There are two ways via which double patenting at the EPO typically arises: (1) the granting of divisional applications claiming the same subject-matter as the parent, and (2) the granting of internal priority applications claiming the same subject-matter as the priority-claiming patent.
In G1/05, the Enlarged Board proposed the exclusion of double patenting in cases where the applicant "had no legitimate interest in proceedings that gave rise to the grant of a second patent in respect of the same subject-matter for which he already held a patent".
Nevertheless, in the case of option (2) above, there does exist a "legitimate interest", in that a patent granted on the priority-claiming application would have up to a year of extra term compared with that of a patent granted on the priority application itself.
After highlighting conflicting case law on the issue of double patenting in the case of internal priority, the following questions were referred to the Enlarged Board in T 318/14:-
1. Can a European patent application be refused under Article 97(2) EPC if it claims the same subject-matter as a European patent granted to the same applicant which does not form part of the state of the art pursuant to Article 54(2) and (3) EPC?
2.1. If the answer to the first question is yes, what are the conditions for such a refusal and are different conditions to be applied where the European patent application under examination was filed
a) on the same date as, or
b) as a European divisional application (Article 76(1) EPC) in respect of, or
c) claiming the priority (Article 88 EPC) in respect of a European patent application on the basis of which a European patent was granted to the same applicant?
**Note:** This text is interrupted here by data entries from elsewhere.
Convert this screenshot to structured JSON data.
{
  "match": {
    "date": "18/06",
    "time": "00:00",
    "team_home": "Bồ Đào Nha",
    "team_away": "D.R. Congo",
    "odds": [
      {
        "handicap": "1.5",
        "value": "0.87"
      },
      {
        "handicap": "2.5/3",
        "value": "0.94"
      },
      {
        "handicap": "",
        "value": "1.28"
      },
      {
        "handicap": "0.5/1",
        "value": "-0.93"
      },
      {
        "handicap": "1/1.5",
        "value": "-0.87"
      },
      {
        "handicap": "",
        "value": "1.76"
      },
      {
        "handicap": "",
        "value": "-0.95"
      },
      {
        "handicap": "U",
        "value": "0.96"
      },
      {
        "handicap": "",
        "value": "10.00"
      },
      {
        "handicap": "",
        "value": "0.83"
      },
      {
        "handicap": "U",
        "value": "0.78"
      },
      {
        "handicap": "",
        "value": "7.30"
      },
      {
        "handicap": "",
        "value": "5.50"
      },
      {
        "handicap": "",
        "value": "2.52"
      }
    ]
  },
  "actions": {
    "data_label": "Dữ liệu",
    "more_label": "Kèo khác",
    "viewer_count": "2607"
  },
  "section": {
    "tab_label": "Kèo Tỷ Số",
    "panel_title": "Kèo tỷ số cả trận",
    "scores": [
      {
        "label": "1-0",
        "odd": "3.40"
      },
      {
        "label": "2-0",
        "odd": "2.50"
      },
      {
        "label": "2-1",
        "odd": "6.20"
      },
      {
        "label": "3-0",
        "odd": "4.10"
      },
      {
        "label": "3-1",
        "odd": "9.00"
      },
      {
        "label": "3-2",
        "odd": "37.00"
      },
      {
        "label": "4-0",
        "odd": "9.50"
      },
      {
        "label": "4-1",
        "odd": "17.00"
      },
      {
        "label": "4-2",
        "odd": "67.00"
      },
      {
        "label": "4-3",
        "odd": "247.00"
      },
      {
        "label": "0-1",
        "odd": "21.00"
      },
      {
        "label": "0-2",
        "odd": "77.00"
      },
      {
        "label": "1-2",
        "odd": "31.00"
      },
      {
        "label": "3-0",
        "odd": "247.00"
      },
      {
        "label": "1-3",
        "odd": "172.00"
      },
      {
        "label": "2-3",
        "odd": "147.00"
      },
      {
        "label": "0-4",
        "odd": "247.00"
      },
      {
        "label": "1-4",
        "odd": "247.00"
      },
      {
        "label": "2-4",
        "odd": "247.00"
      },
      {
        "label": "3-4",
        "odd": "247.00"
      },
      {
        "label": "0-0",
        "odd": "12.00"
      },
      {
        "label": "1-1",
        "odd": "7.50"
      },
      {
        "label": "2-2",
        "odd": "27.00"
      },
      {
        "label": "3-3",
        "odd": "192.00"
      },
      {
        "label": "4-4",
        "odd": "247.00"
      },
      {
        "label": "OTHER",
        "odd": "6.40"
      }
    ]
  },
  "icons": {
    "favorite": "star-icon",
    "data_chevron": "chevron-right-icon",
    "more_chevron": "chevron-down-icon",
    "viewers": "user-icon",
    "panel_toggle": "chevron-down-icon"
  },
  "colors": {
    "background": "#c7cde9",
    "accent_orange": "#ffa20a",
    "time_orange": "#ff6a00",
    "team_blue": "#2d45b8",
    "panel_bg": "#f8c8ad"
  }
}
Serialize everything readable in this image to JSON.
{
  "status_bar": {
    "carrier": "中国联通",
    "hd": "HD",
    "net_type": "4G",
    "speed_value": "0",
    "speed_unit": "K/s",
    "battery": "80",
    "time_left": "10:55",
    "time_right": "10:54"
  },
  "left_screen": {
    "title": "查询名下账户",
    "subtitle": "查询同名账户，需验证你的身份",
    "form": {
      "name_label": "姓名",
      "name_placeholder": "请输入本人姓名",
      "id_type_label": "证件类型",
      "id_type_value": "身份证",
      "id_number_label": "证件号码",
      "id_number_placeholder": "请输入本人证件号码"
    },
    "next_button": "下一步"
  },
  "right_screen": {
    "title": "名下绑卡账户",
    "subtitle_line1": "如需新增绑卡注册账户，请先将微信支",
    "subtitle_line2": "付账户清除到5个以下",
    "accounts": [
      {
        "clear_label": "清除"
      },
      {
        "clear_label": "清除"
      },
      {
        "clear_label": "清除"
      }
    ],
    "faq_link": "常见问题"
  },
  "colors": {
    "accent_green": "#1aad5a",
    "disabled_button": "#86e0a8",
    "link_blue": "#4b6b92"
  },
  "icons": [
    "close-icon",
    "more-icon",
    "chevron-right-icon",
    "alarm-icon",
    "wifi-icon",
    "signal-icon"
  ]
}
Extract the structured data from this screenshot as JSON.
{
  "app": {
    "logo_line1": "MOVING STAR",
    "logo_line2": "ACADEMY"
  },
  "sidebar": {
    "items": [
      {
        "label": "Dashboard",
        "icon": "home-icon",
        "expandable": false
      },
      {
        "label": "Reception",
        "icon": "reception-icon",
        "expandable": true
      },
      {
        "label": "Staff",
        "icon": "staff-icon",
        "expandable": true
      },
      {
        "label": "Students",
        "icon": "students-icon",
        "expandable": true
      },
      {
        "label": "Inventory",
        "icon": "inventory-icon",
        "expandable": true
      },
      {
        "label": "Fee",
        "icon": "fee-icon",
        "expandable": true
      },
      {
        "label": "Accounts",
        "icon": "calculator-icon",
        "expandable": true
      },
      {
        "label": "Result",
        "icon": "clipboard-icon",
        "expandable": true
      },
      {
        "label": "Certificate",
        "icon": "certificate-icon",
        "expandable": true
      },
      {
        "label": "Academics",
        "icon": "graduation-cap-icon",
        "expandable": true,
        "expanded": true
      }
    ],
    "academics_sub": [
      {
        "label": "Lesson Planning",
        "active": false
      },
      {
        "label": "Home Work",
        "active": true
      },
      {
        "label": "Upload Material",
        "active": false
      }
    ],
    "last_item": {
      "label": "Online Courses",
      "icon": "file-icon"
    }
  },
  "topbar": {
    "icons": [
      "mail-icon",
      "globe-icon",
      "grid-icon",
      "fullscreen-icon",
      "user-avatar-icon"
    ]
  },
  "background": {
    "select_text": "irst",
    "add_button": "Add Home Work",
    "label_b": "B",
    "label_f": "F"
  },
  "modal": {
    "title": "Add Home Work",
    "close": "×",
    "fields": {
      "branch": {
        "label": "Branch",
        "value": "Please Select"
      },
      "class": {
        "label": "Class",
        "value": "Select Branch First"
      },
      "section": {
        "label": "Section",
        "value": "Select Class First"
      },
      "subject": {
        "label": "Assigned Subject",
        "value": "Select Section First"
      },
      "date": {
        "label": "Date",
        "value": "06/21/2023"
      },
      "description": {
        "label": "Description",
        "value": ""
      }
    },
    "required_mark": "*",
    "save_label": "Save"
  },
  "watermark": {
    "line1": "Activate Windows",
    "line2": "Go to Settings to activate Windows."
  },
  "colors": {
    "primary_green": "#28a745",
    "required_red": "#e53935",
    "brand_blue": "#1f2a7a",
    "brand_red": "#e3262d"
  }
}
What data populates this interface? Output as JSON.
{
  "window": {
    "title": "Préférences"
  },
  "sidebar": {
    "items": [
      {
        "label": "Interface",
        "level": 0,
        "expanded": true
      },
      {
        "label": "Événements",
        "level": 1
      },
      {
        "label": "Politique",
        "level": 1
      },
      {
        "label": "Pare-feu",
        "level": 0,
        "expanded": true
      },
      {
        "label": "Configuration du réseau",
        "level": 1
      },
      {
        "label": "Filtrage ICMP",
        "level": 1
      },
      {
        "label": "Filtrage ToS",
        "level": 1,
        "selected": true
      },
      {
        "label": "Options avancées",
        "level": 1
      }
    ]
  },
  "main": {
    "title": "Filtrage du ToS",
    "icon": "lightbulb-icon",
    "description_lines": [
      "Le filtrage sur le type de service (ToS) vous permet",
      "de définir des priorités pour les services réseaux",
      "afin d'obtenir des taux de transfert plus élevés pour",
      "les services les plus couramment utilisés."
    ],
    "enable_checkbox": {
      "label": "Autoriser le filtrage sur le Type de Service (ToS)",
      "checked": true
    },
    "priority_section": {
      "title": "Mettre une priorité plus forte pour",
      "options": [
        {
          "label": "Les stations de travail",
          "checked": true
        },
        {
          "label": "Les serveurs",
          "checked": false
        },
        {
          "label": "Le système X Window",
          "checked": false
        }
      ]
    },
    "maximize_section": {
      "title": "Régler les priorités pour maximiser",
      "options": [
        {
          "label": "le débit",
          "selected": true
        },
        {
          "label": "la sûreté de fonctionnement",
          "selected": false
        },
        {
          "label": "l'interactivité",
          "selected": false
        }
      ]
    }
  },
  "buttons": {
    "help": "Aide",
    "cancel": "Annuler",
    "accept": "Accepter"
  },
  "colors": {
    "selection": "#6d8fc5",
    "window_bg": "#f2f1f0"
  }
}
2.2. In particular, in the latter case, does an applicant have a legitimate interest in the grant of the (subsequent) European patent application in view of the fact that the filing date and not the priority date is the relevant date for calculating the term of the European patent under Article 63(1) EPC?
At first sight, it would appear that the Grounds for referral are valid. If the referral is deemed admissible by the Enlarged Board, it will be interesting to gain some clarity as to under which circumstances double patenting should represent a barrier against the grant of a patent. In particular, further clarification as to what constitutes a "legitimate interest" is most welcome.